Musician, teacher, motocross rider and mad scientist, the labels speak of a multi-talented man with a strong sense of humor.
Stephen Todd was born on June 25, 1952 in Belfast, Northern Ireland, a country that would have a profound impact throughout his life, especially in music. A founding member of the Celtic bands Failte and Thorne ‘n’ the Sides, Stephen was well known in the local Celtic and folk music community as a vocalist and superb bodhran player. He has performed with legendary Chieftains, John Allan Cameron and Michael Burgess, and taught bodhran at the Sound Factory Music School in Waterloo.
“I remember my dad being surrounded by music,” his daughter Sarah Todd said. “He always had his own studio with all kinds of guitars.”
She remembers traditional kitchen parties held in the family home, jam sessions where fellow musicians would show up and just play. Sarah also remembers her father’s “floor-to-ceiling” record collection and the summer music festivals he performed at.
Stephen was nine years old when his parents and younger sister, Sharon, immigrated to Canada, settling first in northern Ontario, where an uncle lived. They then moved to the Waterloo Region, where her father, Harry Todd, worked servicing industrial sewing machines. Mom, Della, worked as a seamstress.
Although Stephen eventually became a teacher, it was not his first choice. A college geography major, he dropped out before graduating and landed a job with the Grand River Conservation Authority, a role that fueled his love of the outdoors. After realizing it might not be the best career option, he returned to college, earning a degree at Wilfrid Laurier University in 1974, then a teacher’s college at ‘McMaster University.
“It was meant to be,” said his wife, Ellen McIntosh, a retired educator. “He was an amazing teacher because of the way he communicated with the kids.”
Stephen was always one to tweak the system if it increased his students’ achievement and love of learning.
“He was a real person, but not necessarily a follower of the lesson plan,” Ellen said. “We had to do them (plans), but if it started snowing outside, they all came out.
“He bought old machine parts and brought them into the classroom for the students to disassemble.”
His son, Cameron Todd, remembered the many short road trips he took with his father, trips disguised as “errands” always leading to somewhere new and interesting.
“He turned the simplest things into adventures,” Cameron said in a tribute. “We took a trip to Ireland and took a motorcycle trip.” The trip was meant to instill “pride in our heritage,” Cameron added.
At one point, Ellen and Stephen had talked about moving to Northern Ireland.
“He missed it terribly; he was homesick,” she said. “Music was a big part of that.”
In a 1997 Record article, Stephen told a journalist: “Celtic music is never dead, (because it) is constantly evolving.
He also told the Record, musically, that he was a late bloomer. Raised in a musical family, it wasn’t until he returned to Northern Ireland in 1990 and bought a bodhran that he took up traditional music.
In the 1980s, Stephen co-hosted two Irish-themed shows for CKWR FM98.5, further spreading his love for all things Celtic.
Ellen and Stephen were divorced when they met.
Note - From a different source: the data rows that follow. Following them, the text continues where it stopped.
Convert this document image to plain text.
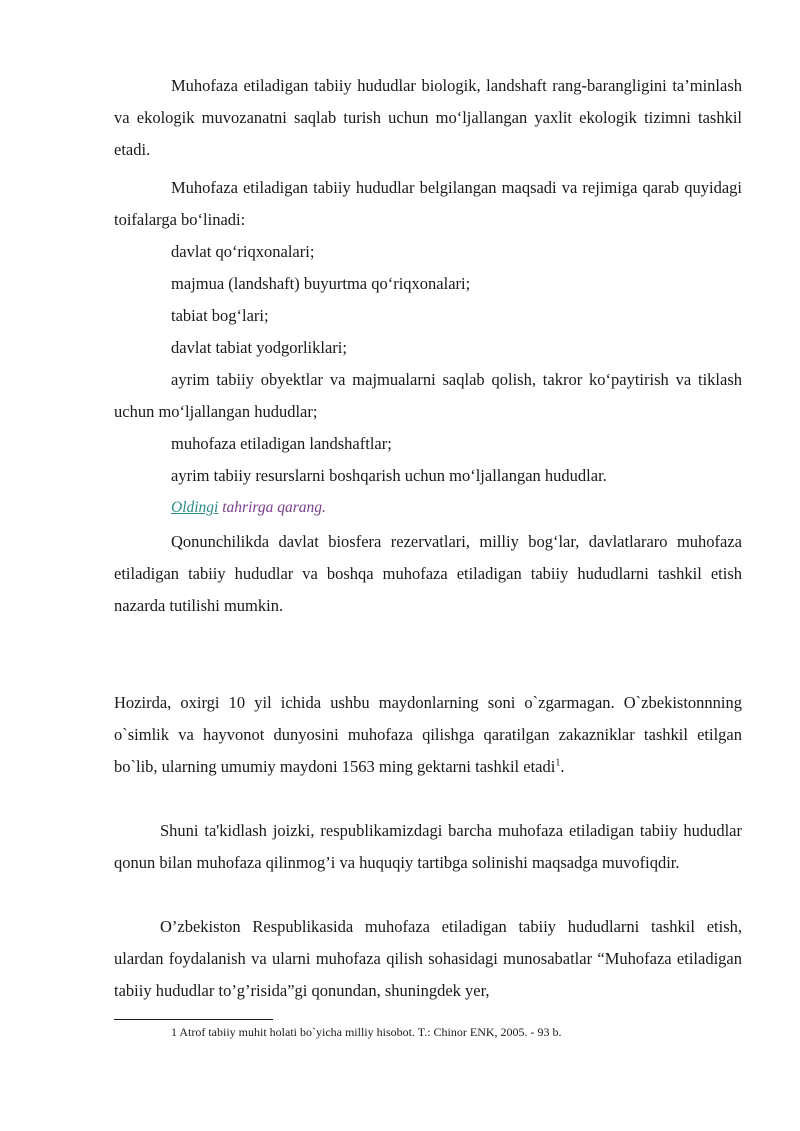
Muhofaza etiladigan tabiiy hududlar biologik, landshaft rang-barangligini ta’minlash va ekologik muvozanatni saqlab turish uchun mo‘ljallangan yaxlit ekologik tizimni tashkil etadi.

Muhofaza etiladigan tabiiy hududlar belgilangan maqsadi va rejimiga qarab quyidagi toifalarga bo‘linadi:

davlat qo‘riqxonalari;

majmua (landshaft) buyurtma qo‘riqxonalari;

tabiat bog‘lari;

davlat tabiat yodgorliklari;

ayrim tabiiy obyektlar va majmualarni saqlab qolish, takror ko‘paytirish va tiklash uchun mo‘ljallangan hududlar;

muhofaza etiladigan landshaftlar;

ayrim tabiiy resurslarni boshqarish uchun mo‘ljallangan hududlar.

Oldingi tahrirga qarang.

Qonunchilikda davlat biosfera rezervatlari, milliy bog‘lar, davlatlararo muhofaza etiladigan tabiiy hududlar va boshqa muhofaza etiladigan tabiiy hududlarni tashkil etish nazarda tutilishi mumkin.

Hozirda, oxirgi 10 yil ichida ushbu maydonlarning soni o`zgarmagan. O`zbekistonnning o`simlik va hayvonot dunyosini muhofaza qilishga qaratilgan zakazniklar tashkil etilgan bo`lib, ularning umumiy maydoni 1563 ming gektarni tashkil etadi$^1$.

Shuni ta'kidlash joizki, respublikamizdagi barcha muhofaza etiladigan tabiiy hududlar qonun bilan muhofaza qilinmog’i va huquqiy tartibga solinishi maqsadga muvofiqdir.

O’zbekiston Respublikasida muhofaza etiladigan tabiiy hududlarni tashkil etish, ulardan foydalanish va ularni muhofaza qilish sohasidagi munosabatlar “Muhofaza etiladigan tabiiy hududlar to’g’risida”gi qonundan, shuningdek yer,

1 Atrof tabiiy muhit holati bo`yicha milliy hisobot. T.: Chinor ENK, 2005. - 93 b.
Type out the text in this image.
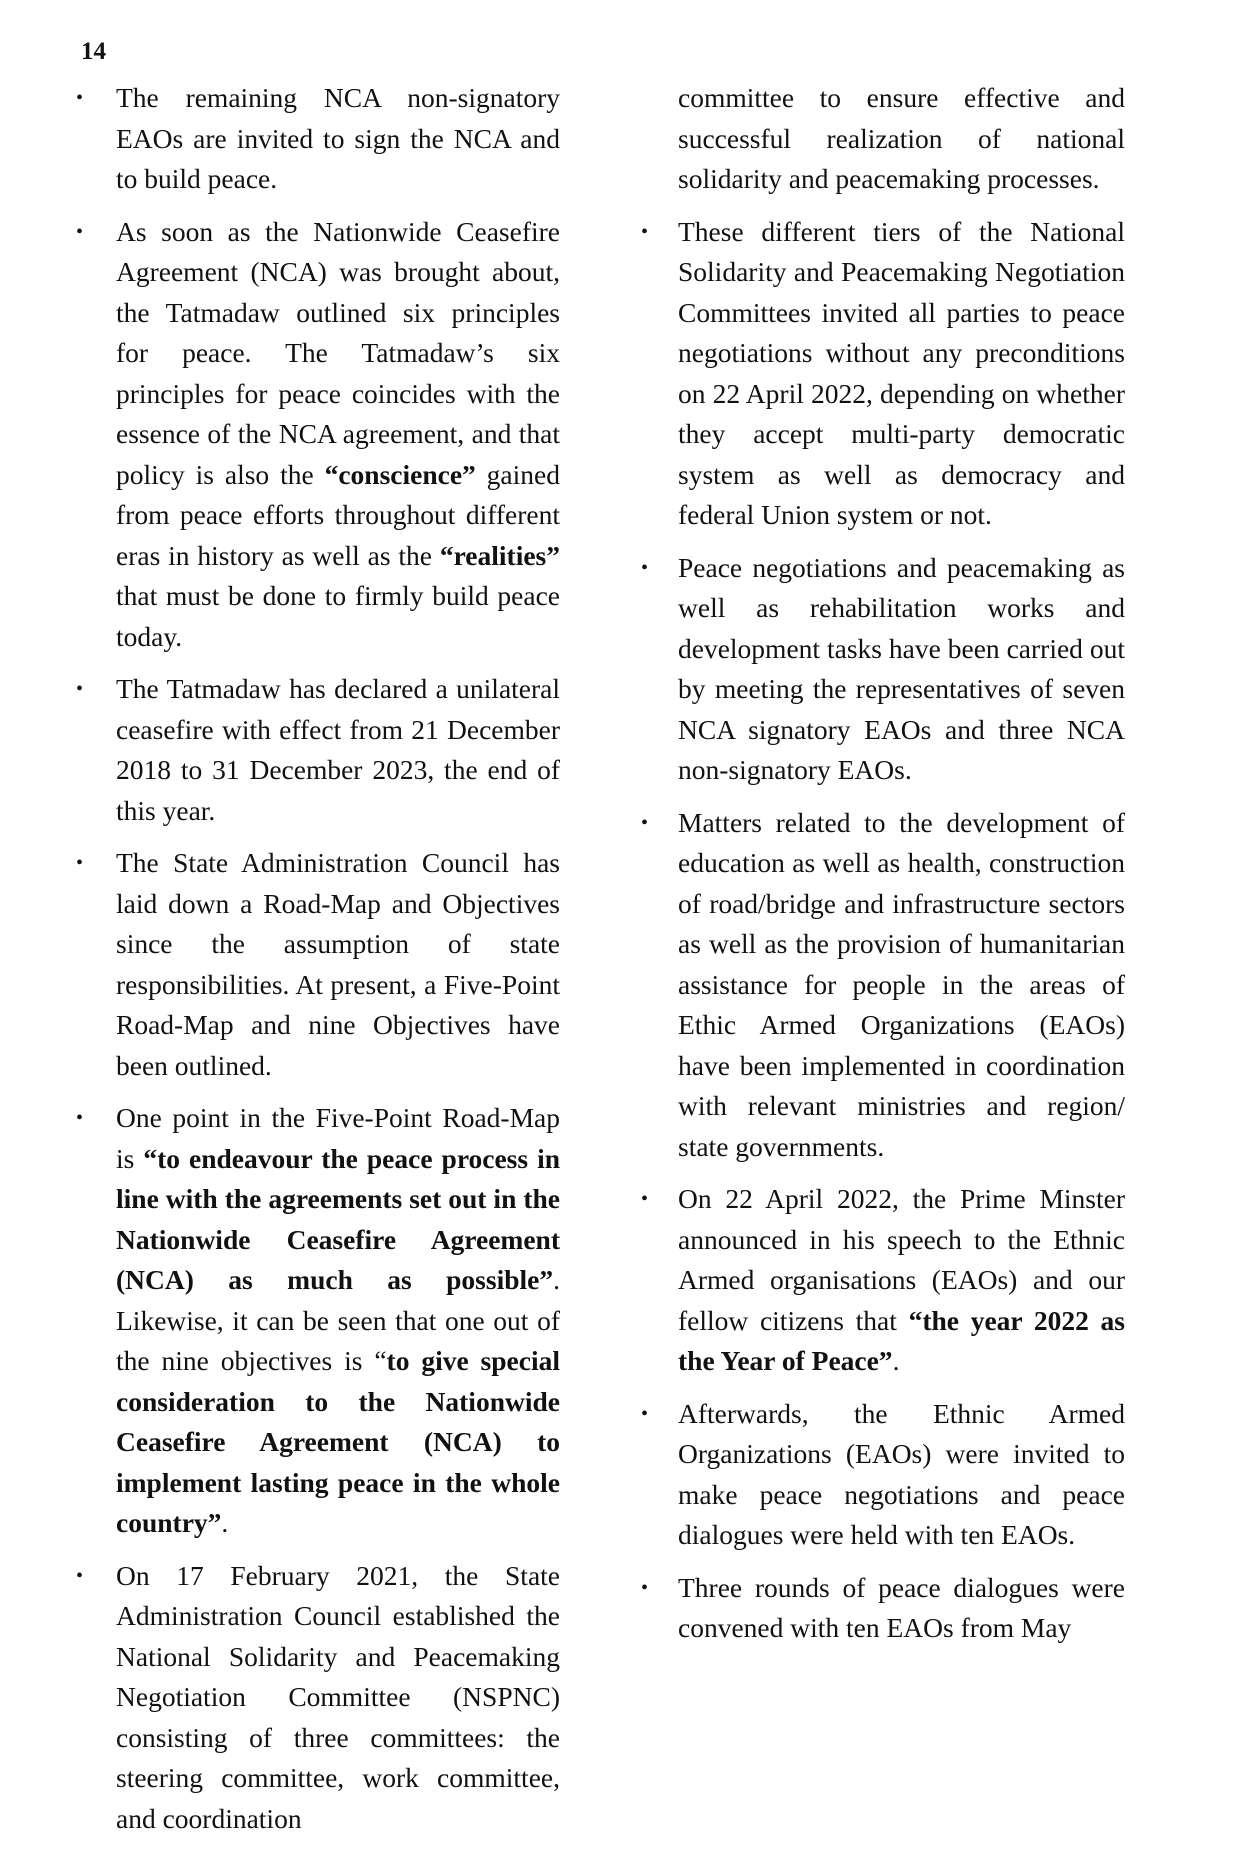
14
• The remaining NCA non-signatory EAOs are invited to sign the NCA and to build peace.
• As soon as the Nationwide Ceasefire Agreement (NCA) was brought about, the Tatmadaw outlined six principles for peace. The Tatmadaw’s six principles for peace coincides with the essence of the NCA agreement, and that policy is also the “conscience” gained from peace efforts throughout different eras in history as well as the “realities” that must be done to firmly build peace today.
• The Tatmadaw has declared a unilateral ceasefire with effect from 21 December 2018 to 31 December 2023, the end of this year.
• The State Administration Council has laid down a Road-Map and Objectives since the assumption of state responsibilities. At present, a Five-Point Road-Map and nine Objectives have been outlined.
• One point in the Five-Point Road-Map is “to endeavour the peace process in line with the agreements set out in the Nationwide Ceasefire Agreement (NCA) as much as possible”. Likewise, it can be seen that one out of the nine objectives is “to give special consideration to the Nationwide Ceasefire Agreement (NCA) to implement lasting peace in the whole country”.
• On 17 February 2021, the State Administration Council established the National Solidarity and Peacemaking Negotiation Committee (NSPNC) consisting of three committees: the steering committee, work committee, and coordination
committee to ensure effective and successful realization of national solidarity and peacemaking processes.
• These different tiers of the National Solidarity and Peacemaking Negotiation Committees invited all parties to peace negotiations without any preconditions on 22 April 2022, depending on whether they accept multi-party democratic system as well as democracy and federal Union system or not.
• Peace negotiations and peacemaking as well as rehabilitation works and development tasks have been carried out by meeting the representatives of seven NCA signatory EAOs and three NCA non-signatory EAOs.
• Matters related to the development of education as well as health, construction of road/bridge and infrastructure sectors as well as the provision of humanitarian assistance for people in the areas of Ethic Armed Organizations (EAOs) have been implemented in coordination with relevant ministries and region/ state governments.
• On 22 April 2022, the Prime Minster announced in his speech to the Ethnic Armed organisations (EAOs) and our fellow citizens that “the year 2022 as the Year of Peace”.
• Afterwards, the Ethnic Armed Organizations (EAOs) were invited to make peace negotiations and peace dialogues were held with ten EAOs.
• Three rounds of peace dialogues were convened with ten EAOs from May
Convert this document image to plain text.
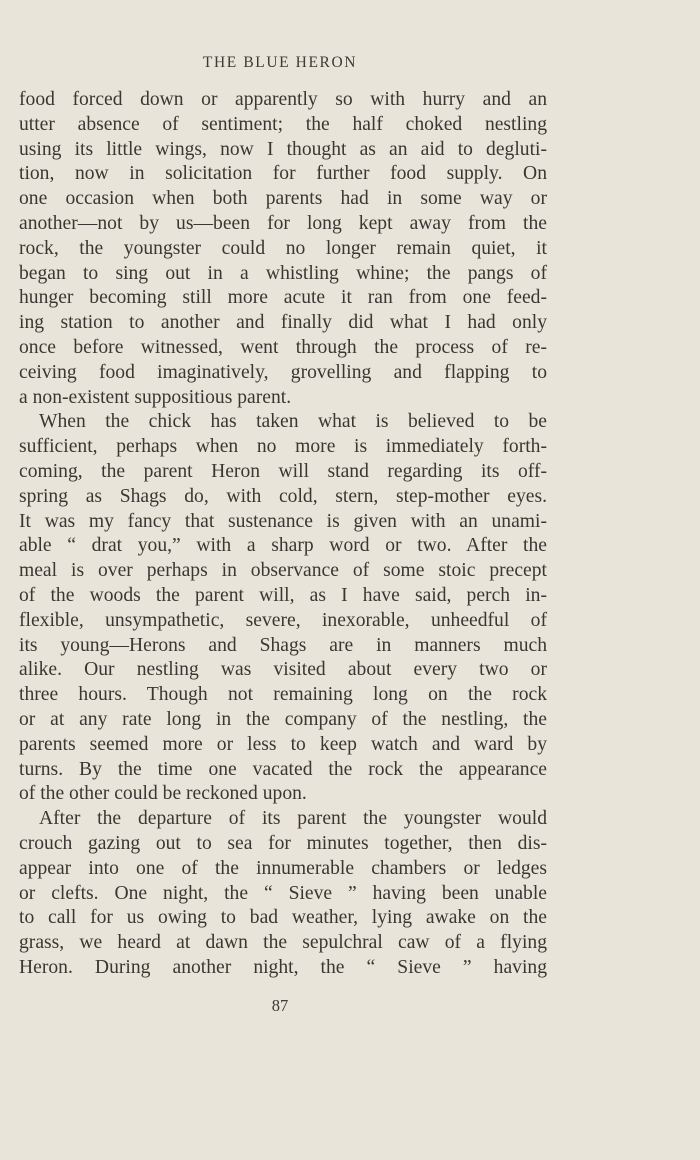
THE BLUE HERON
food forced down or apparently so with hurry and an
utter absence of sentiment; the half choked nestling
using its little wings, now I thought as an aid to degluti-
tion, now in solicitation for further food supply. On
one occasion when both parents had in some way or
another—not by us—been for long kept away from the
rock, the youngster could no longer remain quiet, it
began to sing out in a whistling whine; the pangs of
hunger becoming still more acute it ran from one feed-
ing station to another and finally did what I had only
once before witnessed, went through the process of re-
ceiving food imaginatively, grovelling and flapping to
a non-existent suppositious parent.
When the chick has taken what is believed to be
sufficient, perhaps when no more is immediately forth-
coming, the parent Heron will stand regarding its off-
spring as Shags do, with cold, stern, step-mother eyes.
It was my fancy that sustenance is given with an unami-
able “ drat you,” with a sharp word or two. After the
meal is over perhaps in observance of some stoic precept
of the woods the parent will, as I have said, perch in-
flexible, unsympathetic, severe, inexorable, unheedful of
its young—Herons and Shags are in manners much
alike. Our nestling was visited about every two or
three hours. Though not remaining long on the rock
or at any rate long in the company of the nestling, the
parents seemed more or less to keep watch and ward by
turns. By the time one vacated the rock the appearance
of the other could be reckoned upon.
After the departure of its parent the youngster would
crouch gazing out to sea for minutes together, then dis-
appear into one of the innumerable chambers or ledges
or clefts. One night, the “ Sieve ” having been unable
to call for us owing to bad weather, lying awake on the
grass, we heard at dawn the sepulchral caw of a flying
Heron. During another night, the “ Sieve ” having
87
They married in 1985 and had two children, Cameron and Shannon. Sarah was from Stephen’s first marriage.
Besides music, other passions animate Stephen. He was very competitive and in motocross racing he was unstoppable.
A member of KW Cycle Sport, Stephen thrived on the competitive nature of the sport, often with riders decades younger. He also designed and helped build tracks.
In class, Stephen was softer, more caring. He began his career teaching elementary school, then after retiring with Ellen, they taught New Canadians and Continuing Education. He also joined Mad Science, where he adopted the persona of Professor Spark, entertaining and educating children with the wonders of science and engineering for a decade.
Mark Dangel is owner of the Hamilton/Kitchener Mad Science franchise and said Stephen brings “a great passion for educating children in a unique way that has helped them learn”.
Mark particularly enjoyed Stephen’s weekly visits when they sat down and discussed everything from politics to music. “He was an incredible asset to Mad Science.”
Shannon Todd remembers her father’s unique influence: “The three of us look at the world a little differently.
His father made friends with people from all walks of life. He never judged, preferring to make real connections.
“People flocked to him,” Shannon said.
After being diagnosed with cancer in July 2019, the couple moved to Hamilton. Stephen passed away on May 27, 2020, and as St. Patrick’s Day approaches this week, his influence is still felt by all who knew him.